Bill Dillon, of Portsmouth, said he drives about 260 miles a week and can get by with one charge a week, available free at his workplace. His apartment building also has charging stations.
“After a few weeks it became evident that driving an electric vehicle has so many advantages over a gas engine — extra room, great pickup, no oil changes or engine repair, and very fun to drive,” Dillon said. “I have no regrets about my purchase.”
The charging architecture for Dillon’s Kia EV6 also allows it to “fast charge,” which further simplifies even longer trips. “It can go from 20% to 80% in as little as 18 minutes,” he said.
Cars that can accept fast charging, and the chargers that enable it, are proliferating.
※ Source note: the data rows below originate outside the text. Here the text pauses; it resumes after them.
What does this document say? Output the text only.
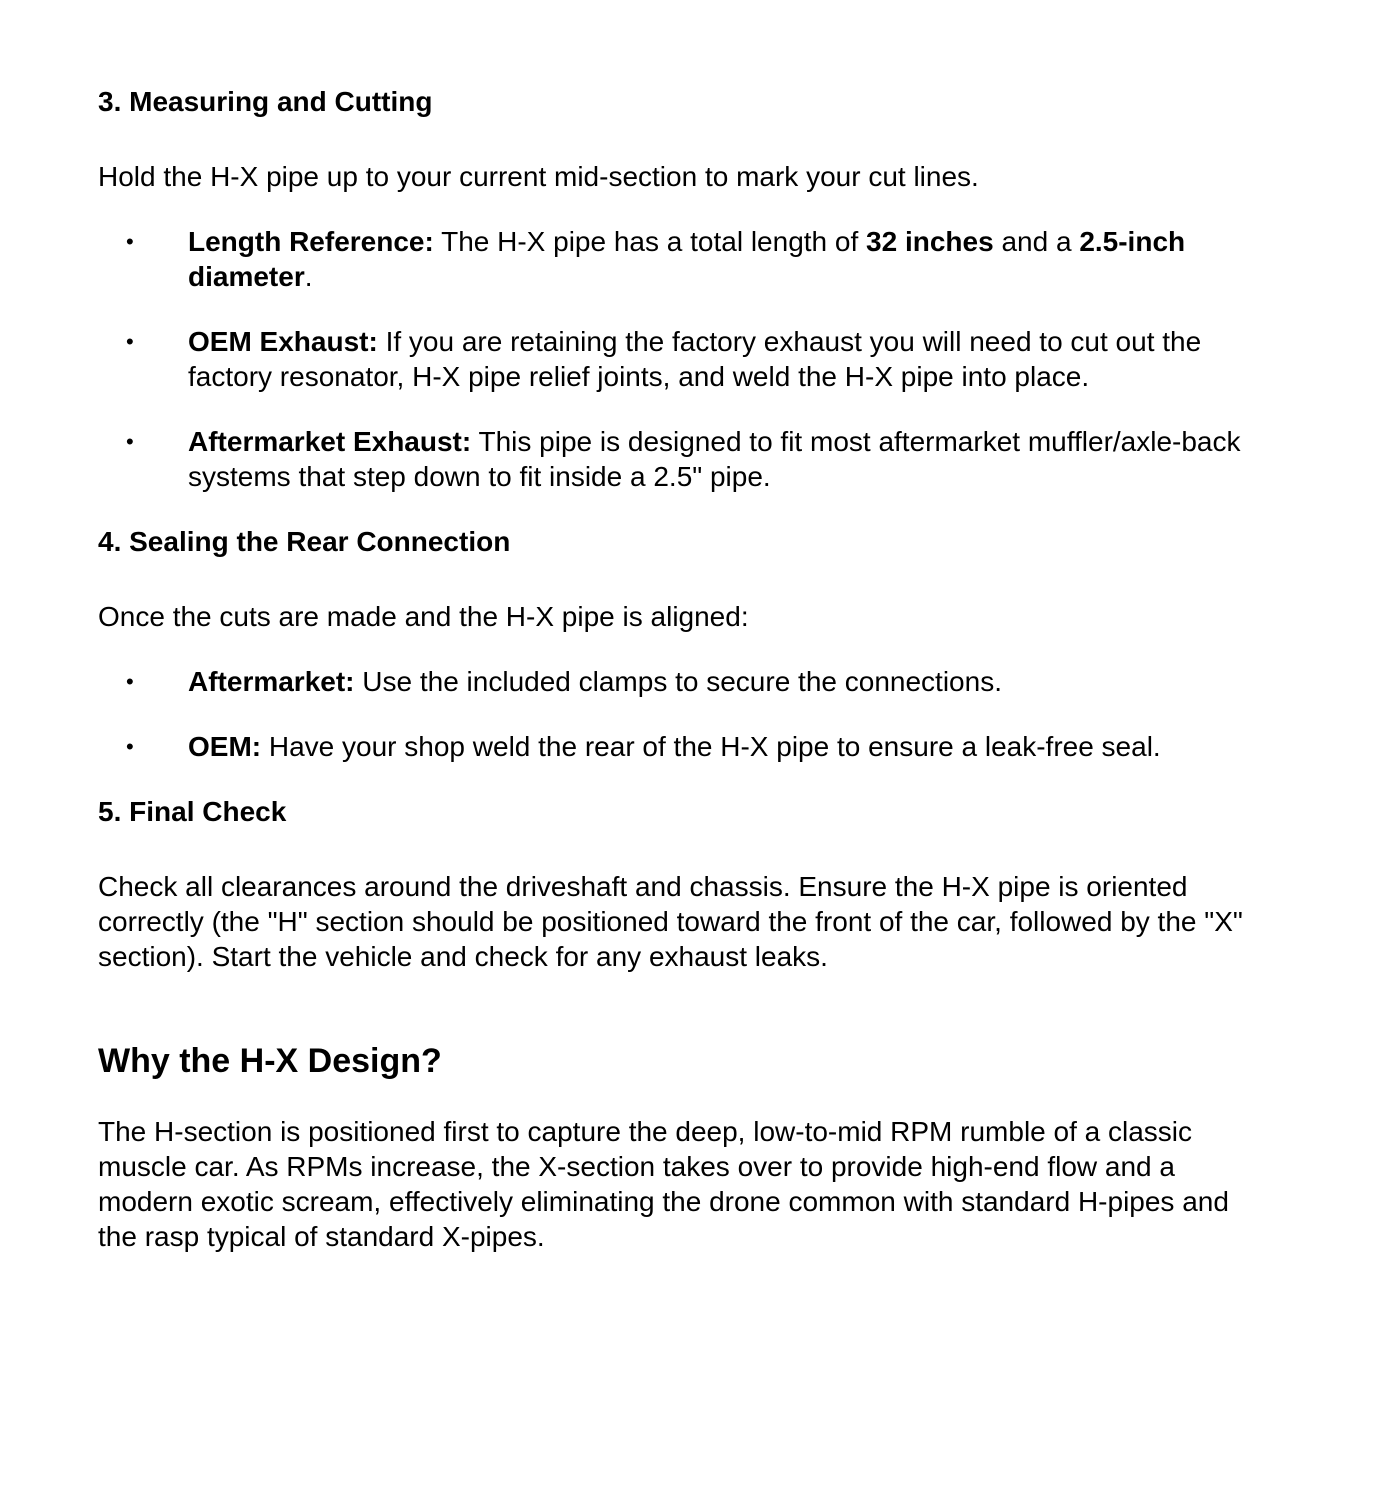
3. Measuring and Cutting

Hold the H-X pipe up to your current mid-section to mark your cut lines.

• Length Reference: The H-X pipe has a total length of 32 inches and a 2.5-inch diameter.
• OEM Exhaust: If you are retaining the factory exhaust you will need to cut out the factory resonator, H-X pipe relief joints, and weld the H-X pipe into place.
• Aftermarket Exhaust: This pipe is designed to fit most aftermarket muffler/axle-back systems that step down to fit inside a 2.5" pipe.
4. Sealing the Rear Connection

Once the cuts are made and the H-X pipe is aligned:

• Aftermarket: Use the included clamps to secure the connections.
• OEM: Have your shop weld the rear of the H-X pipe to ensure a leak-free seal.
5. Final Check

Check all clearances around the driveshaft and chassis. Ensure the H-X pipe is oriented correctly (the "H" section should be positioned toward the front of the car, followed by the "X" section). Start the vehicle and check for any exhaust leaks.

Why the H-X Design?

The H-section is positioned first to capture the deep, low-to-mid RPM rumble of a classic muscle car. As RPMs increase, the X-section takes over to provide high-end flow and a modern exotic scream, effectively eliminating the drone common with standard H-pipes and the rasp typical of standard X-pipes.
For several quarters running, the number of fast chargers has grown most rapidly of any kind of charger, according to the U.S. Energy Department. And Walmart has deployed 1,300 fast chargers at more than 280 facilities, with plans to expand further. About 90% of Americans live within a 10-mile radius of a Walmart.
Seth Fiermonti of Durham said he’s driven his Tesla as far away as Bar Harbor, Maine (235 miles), Hartford, Connecticut, (160 miles) and Albany, New York, (200 miles) before needing to recharge.
“I don’t think I’ll ever go back to a gas car,” Fiermonti said. “Any EV I’ve been in is smooth, quiet, efficient and easy to maintain.”
Some EV owners said they need to pick their spots. Jessyca Keeler, president of the group Ski New Hampshire, said she most often uses home charging for 2022 Hyundai Ioniq5, to power and preheat her car before leaving home in New Hampshire’s cold winters.
However, if she travels beyond her home region, perhaps to visit her association’s far-flung ski resort members, Keeler said she needs “to take the time to plot where I can charge the car, since you can’t just find chargers everywhere like you can gas stations.”
For remote destinations, Keeler said she sometimes uses her gasoline-powered vehicle.